A media hora de Holbox por mar se encuentra la pequeña localidad de Chiquilá, donde docenas de ejidatarios perdieron sus tierras, hoy a la venta para hoteles, casas y restaurantes con la idea de convertir el sitio en otro Playa del Carmen. Es en esta zona cuando aparece el tiburón ballena a pasar el verano y a convivir con los humanos que, fascinados por este enigmático pez, se tiran al mar para nadar con él. Y es precisamente el tiburón ballena una de las especies que resultaría más perjudicada con la deforestación de los humedales costeros que dan vida a los manglares, fuente de nutrientes que desembocan en el mar y que son irremplazables para la alimentación de este pacífico pez de hasta 12 metros de largo.
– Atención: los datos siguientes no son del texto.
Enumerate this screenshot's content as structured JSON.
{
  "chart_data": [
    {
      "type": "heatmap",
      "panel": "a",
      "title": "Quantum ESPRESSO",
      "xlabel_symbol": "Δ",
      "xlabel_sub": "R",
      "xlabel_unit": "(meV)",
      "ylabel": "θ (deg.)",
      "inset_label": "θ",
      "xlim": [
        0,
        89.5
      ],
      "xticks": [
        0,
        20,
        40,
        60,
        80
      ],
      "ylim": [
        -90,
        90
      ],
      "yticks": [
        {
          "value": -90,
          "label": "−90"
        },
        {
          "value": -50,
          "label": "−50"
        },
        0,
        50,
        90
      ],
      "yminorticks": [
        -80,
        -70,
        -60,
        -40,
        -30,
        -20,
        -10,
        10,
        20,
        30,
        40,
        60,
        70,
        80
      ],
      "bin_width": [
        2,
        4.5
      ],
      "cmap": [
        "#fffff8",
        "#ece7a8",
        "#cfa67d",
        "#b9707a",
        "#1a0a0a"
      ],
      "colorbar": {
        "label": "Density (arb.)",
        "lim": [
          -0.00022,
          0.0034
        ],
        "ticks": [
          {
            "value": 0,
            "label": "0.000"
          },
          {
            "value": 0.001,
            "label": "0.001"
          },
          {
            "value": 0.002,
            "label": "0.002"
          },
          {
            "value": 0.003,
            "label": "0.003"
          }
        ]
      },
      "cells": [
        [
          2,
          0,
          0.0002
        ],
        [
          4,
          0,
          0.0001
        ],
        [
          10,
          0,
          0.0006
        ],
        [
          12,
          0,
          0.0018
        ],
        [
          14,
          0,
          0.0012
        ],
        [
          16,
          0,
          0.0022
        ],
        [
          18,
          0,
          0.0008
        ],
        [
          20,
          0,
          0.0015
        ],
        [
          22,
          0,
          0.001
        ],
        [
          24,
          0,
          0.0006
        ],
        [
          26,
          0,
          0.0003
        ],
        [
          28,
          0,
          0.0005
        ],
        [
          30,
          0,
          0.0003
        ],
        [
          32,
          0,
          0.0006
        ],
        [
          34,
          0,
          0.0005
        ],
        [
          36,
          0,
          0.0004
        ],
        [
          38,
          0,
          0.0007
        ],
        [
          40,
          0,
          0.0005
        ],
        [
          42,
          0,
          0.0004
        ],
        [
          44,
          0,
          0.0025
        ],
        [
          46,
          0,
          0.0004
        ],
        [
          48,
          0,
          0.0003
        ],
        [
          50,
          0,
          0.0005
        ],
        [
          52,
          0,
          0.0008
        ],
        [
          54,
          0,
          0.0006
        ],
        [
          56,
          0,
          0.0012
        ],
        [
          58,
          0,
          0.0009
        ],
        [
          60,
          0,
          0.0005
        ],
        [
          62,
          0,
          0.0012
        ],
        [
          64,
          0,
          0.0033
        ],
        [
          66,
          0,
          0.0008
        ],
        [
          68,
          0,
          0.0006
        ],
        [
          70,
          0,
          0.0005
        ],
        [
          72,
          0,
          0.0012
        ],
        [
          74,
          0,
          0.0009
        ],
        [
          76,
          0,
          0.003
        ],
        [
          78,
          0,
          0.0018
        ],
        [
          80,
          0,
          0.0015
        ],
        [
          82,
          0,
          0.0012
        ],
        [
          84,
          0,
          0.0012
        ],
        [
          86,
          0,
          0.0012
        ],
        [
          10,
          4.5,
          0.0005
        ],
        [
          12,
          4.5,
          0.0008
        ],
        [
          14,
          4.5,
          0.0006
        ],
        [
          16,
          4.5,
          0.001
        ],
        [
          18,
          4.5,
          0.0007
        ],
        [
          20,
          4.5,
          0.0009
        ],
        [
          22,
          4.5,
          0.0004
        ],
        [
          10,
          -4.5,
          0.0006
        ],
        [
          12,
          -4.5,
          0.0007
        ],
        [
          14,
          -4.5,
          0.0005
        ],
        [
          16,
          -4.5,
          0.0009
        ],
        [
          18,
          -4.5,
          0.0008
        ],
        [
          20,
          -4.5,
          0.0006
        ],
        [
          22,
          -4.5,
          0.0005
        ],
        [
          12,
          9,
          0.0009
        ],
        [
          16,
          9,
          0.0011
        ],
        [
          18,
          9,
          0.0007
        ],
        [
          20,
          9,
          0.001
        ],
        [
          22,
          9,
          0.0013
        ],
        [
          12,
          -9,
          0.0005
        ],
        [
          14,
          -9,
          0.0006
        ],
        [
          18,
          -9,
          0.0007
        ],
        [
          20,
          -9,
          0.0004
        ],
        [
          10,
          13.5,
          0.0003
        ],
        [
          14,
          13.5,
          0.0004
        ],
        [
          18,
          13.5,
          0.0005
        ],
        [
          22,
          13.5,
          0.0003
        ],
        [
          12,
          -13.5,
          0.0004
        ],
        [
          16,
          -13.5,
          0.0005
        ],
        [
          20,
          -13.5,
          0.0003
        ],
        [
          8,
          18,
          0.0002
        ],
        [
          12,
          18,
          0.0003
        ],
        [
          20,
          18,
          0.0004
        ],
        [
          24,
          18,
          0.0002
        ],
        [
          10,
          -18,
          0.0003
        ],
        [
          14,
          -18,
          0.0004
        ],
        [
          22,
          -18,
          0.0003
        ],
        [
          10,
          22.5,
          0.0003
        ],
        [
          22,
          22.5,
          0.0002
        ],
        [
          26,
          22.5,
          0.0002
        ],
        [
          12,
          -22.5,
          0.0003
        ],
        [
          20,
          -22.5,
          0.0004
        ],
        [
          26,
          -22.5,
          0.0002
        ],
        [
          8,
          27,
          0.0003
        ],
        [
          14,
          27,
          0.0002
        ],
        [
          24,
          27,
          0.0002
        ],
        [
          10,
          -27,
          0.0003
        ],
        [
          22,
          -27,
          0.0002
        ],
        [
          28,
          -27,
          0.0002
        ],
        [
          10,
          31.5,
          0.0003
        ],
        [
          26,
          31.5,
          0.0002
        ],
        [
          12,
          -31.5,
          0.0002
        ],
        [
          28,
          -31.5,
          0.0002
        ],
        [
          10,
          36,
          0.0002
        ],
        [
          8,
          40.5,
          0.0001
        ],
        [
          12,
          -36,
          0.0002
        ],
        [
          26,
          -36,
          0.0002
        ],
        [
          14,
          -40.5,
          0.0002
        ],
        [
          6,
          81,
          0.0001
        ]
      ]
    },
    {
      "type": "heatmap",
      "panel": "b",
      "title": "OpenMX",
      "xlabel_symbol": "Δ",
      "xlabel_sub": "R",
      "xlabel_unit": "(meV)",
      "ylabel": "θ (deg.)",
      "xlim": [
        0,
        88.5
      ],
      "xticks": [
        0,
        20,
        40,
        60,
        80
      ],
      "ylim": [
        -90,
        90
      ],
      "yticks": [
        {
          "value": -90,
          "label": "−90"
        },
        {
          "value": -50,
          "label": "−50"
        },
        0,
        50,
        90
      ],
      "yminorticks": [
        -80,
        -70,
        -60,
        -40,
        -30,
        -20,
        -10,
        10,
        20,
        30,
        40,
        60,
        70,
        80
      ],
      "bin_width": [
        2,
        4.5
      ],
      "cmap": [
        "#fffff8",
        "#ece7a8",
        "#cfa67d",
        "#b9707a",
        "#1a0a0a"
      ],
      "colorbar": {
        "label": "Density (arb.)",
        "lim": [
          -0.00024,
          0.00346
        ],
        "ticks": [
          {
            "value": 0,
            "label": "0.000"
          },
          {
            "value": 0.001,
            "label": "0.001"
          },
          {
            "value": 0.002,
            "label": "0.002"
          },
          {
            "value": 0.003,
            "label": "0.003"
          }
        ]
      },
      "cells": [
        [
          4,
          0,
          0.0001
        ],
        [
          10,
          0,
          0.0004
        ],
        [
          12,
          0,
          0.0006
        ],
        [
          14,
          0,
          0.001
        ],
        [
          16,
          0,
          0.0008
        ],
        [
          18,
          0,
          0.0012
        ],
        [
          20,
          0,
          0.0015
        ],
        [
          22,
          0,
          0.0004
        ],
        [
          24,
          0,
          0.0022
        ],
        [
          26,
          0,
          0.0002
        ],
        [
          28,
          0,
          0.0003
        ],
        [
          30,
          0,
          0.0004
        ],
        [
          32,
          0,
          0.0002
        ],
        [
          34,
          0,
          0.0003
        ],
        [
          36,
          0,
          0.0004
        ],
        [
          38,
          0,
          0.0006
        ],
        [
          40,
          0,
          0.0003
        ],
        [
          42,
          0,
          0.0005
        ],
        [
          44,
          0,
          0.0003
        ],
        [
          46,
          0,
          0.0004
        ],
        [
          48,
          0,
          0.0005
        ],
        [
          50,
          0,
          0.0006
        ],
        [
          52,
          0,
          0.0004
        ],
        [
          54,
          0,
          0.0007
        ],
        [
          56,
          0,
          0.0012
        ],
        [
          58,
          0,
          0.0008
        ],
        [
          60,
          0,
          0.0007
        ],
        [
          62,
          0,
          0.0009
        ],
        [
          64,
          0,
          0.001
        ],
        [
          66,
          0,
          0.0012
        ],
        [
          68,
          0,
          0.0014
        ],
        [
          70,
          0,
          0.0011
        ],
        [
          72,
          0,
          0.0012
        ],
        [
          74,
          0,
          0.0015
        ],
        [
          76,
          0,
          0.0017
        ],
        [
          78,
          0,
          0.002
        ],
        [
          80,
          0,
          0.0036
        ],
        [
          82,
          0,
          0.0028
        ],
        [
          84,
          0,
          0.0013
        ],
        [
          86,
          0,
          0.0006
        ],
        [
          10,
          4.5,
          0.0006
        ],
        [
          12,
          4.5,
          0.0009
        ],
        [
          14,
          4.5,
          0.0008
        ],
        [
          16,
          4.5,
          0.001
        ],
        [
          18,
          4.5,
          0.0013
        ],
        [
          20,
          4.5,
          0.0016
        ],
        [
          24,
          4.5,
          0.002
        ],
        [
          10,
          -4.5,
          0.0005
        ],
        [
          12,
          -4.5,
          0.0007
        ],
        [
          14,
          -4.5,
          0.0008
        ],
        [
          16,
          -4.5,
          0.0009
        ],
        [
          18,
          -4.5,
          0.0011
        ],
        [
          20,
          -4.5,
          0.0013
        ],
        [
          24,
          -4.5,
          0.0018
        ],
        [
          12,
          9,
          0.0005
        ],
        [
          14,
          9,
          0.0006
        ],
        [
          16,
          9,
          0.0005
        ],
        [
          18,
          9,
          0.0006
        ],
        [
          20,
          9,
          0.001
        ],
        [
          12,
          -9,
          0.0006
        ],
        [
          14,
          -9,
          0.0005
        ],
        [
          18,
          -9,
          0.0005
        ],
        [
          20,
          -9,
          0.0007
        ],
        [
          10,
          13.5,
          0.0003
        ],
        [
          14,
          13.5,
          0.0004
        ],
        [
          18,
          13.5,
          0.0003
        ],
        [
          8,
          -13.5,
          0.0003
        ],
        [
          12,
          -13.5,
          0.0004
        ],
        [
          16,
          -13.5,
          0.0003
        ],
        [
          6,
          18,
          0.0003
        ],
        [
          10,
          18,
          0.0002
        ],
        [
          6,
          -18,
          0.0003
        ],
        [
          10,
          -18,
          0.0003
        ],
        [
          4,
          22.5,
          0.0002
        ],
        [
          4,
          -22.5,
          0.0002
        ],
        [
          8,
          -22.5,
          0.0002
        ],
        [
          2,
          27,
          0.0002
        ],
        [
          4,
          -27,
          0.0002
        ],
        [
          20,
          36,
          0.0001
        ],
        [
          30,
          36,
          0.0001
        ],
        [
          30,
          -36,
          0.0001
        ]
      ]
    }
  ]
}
Importancia de los manglares
Los manglares brindan protección a las costas contra la erosión causada por las marejadas de tormentas y huracanes. Disminuyen el nivel de materia orgánica e inorgánica y de contaminantes en el agua a través del filtrado en sus raíces, por lo que crean condiciones propicias para el desarrollo sano del ecosistema. México es uno de los países con mayor superficie de manglares, de las cuales muchos están en peligro de desaparecer. Los manglares forman parte integral del sistema costero, que incluye a los arrecifes, las dunas y pastizales que amortiguan la intensidad de los huracanes y además de regulan la temperatura del mar. Es debido a su importancia que no debe considerarse a la ligera la protección de estos ecosistemas y que se considere asunto de seguridad nacional. De no parar esto, se contribuiría enormemente al aumento de la temperatura del planeta y la elevación del nivel del mar, que a la larga provocaría en un futuro cercano la desaparición de las costas de Cancún y de islas enteras como Holbox.
Impacto en la economía
La economía de la Isla Holbox depende directamente del turismo que se siente atraído por su belleza natural y el paso del tiburón ballena a sus costas. Los proyectos de eco-turismo que buscan asentarse en la isla son todo menos ecológicos y autosustentables, dependen de la destrucción del ecosistema para mantenerse y la explotación de los recursos. De permitirse la libre entrada de cadenas hoteleras y proyectos turísticos ecocidas, sería cuestión de unos años para dejar sin sustento a los más de 1,200 habitantes de Holbox, viéndose obligados a emigrar ante el desamparo y descuido de los gobiernos federal y estatal que no harían nada para detener la destrucción de este hermoso paraíso.